Saturday, September 14, 2013 - 9:52 AM CDT

Name: "Geoff"
Home Page: https://www.angelfire.com/de/palma

Wow, quite a turn-around, Harry. I agree, PASSION gets better with multiple viewings, as you pick up on things you simply couldn't have on initial viewing. And you start to see how well-constructed it is, as things begin to resonate. I love the film, and find it easy to get caught up in it every time I put it on. Pure joy.

Saturday, September 14, 2013 - 7:07 PM CDT

Name: "Arni"

I am really hoping I will like this film more on the second viewing. I once disliked both Carrie and Raising Cain, so there is always hope. The cool thing about Brian De Palma is that even though I was really disappointed when I finally saw Passion I really want to see it again.

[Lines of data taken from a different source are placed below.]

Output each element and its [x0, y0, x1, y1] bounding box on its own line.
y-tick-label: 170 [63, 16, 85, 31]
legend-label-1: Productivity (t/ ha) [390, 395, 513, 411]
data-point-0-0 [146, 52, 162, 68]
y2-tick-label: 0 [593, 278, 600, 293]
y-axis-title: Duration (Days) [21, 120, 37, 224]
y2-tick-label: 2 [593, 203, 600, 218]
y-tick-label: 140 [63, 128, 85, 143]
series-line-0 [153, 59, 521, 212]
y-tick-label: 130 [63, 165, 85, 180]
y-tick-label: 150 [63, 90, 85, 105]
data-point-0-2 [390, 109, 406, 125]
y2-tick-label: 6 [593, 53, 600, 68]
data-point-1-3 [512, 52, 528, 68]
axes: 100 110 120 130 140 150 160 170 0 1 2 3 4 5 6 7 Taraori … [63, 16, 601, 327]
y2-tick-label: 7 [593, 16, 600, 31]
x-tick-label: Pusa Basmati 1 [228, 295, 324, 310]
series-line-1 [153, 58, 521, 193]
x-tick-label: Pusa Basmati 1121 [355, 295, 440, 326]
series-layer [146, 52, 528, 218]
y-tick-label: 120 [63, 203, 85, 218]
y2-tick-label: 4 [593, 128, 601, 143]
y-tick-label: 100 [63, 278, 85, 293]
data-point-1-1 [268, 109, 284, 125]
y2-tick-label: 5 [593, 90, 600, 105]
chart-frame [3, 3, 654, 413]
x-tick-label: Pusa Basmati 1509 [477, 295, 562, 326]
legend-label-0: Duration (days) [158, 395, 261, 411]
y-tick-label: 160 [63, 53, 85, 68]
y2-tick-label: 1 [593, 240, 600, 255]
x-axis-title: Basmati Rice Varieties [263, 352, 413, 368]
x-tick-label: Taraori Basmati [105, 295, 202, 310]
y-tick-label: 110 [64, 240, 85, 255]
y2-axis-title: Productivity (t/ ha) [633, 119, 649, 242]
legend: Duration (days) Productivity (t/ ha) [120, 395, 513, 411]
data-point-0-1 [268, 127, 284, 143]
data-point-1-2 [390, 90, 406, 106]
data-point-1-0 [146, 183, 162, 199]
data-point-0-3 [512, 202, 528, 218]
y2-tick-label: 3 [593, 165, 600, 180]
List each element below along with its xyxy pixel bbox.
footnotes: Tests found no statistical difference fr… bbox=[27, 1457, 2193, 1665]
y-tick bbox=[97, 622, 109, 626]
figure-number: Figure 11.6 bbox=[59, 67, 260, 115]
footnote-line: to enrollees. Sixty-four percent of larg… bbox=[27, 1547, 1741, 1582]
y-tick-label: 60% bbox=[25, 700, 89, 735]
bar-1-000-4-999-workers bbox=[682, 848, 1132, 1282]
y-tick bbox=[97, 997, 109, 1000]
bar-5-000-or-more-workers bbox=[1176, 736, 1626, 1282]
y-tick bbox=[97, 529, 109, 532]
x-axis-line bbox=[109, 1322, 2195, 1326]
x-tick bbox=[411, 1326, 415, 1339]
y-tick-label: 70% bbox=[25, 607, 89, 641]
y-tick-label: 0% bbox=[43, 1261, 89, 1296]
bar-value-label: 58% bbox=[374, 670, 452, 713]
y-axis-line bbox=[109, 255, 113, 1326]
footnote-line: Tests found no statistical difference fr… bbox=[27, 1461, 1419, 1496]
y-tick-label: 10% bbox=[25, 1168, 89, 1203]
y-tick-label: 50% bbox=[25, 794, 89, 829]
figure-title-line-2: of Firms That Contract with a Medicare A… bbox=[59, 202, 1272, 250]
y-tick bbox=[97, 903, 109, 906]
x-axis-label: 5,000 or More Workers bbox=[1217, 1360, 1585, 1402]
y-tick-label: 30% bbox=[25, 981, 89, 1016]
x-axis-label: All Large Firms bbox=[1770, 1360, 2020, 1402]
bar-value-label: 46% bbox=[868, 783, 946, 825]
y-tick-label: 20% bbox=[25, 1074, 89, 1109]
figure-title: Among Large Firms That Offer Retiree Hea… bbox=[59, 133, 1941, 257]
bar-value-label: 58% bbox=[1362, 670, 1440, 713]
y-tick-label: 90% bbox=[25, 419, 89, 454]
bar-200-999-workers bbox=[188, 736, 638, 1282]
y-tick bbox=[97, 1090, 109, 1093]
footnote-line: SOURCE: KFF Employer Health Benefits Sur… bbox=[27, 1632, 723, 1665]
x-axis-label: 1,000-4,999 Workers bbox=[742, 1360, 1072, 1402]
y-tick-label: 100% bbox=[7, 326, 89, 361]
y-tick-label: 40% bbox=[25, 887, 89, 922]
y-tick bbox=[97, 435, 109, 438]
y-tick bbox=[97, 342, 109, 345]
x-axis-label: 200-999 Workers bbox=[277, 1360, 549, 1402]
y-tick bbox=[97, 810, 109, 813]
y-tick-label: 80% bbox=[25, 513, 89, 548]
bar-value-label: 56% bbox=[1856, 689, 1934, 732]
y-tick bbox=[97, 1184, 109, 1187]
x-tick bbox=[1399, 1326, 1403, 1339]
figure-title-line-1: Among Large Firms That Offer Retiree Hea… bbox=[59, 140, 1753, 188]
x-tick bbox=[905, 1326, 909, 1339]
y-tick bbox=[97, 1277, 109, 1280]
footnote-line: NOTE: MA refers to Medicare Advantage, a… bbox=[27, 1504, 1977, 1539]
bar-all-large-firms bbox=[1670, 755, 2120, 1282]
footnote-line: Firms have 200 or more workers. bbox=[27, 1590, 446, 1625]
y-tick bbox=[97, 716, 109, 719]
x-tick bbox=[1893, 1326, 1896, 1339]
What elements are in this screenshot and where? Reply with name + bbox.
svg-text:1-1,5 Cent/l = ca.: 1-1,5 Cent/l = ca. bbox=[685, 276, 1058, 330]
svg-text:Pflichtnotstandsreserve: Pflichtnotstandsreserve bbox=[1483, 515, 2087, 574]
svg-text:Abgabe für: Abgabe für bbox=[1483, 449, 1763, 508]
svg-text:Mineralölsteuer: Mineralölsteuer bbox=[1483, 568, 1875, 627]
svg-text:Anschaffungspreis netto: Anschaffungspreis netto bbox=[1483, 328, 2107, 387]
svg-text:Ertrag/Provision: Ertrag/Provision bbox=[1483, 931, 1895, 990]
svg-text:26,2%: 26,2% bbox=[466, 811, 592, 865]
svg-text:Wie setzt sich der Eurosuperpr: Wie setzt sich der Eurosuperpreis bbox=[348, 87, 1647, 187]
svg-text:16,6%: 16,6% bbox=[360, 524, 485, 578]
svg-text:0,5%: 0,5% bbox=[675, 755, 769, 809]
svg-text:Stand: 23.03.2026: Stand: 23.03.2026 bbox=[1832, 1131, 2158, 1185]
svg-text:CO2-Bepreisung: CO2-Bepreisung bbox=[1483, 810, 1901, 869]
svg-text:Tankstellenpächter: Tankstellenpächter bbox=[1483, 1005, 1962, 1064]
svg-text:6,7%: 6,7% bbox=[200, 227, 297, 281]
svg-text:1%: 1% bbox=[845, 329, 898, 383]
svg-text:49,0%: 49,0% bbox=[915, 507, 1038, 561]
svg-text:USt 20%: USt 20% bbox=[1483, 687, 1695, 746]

Sunday, September 15, 2013 - 3:57 PM CDT

Name: "Andreas"

I love Brian De Palma as a director and watch a movie from him on a regular basis, just to remind me why I love cinema.  So I've travelled from Germany to France to see PASSION as soon as possible on the big screen and was extremely disappointed.

While the movie was entertaining I couldn't believe it was directed by Brian De Palma. So many boring, cheap looking shots. For the most part I've thought I'm looking at a German TV movie. 

After reading how much you guys love it I'm starting to doubt myself and buy a copy on Blu-ray as soon as it is available in Europe, hoping that I come to the same conclusion as Harry Georgatos. Maybe it was a bad projection or I was really in the wrong mood. 

But even if I'll never like PASSION, I'm more than excited about the possibility of a new De Palma movie and I really appreciate the great passionate work on this site!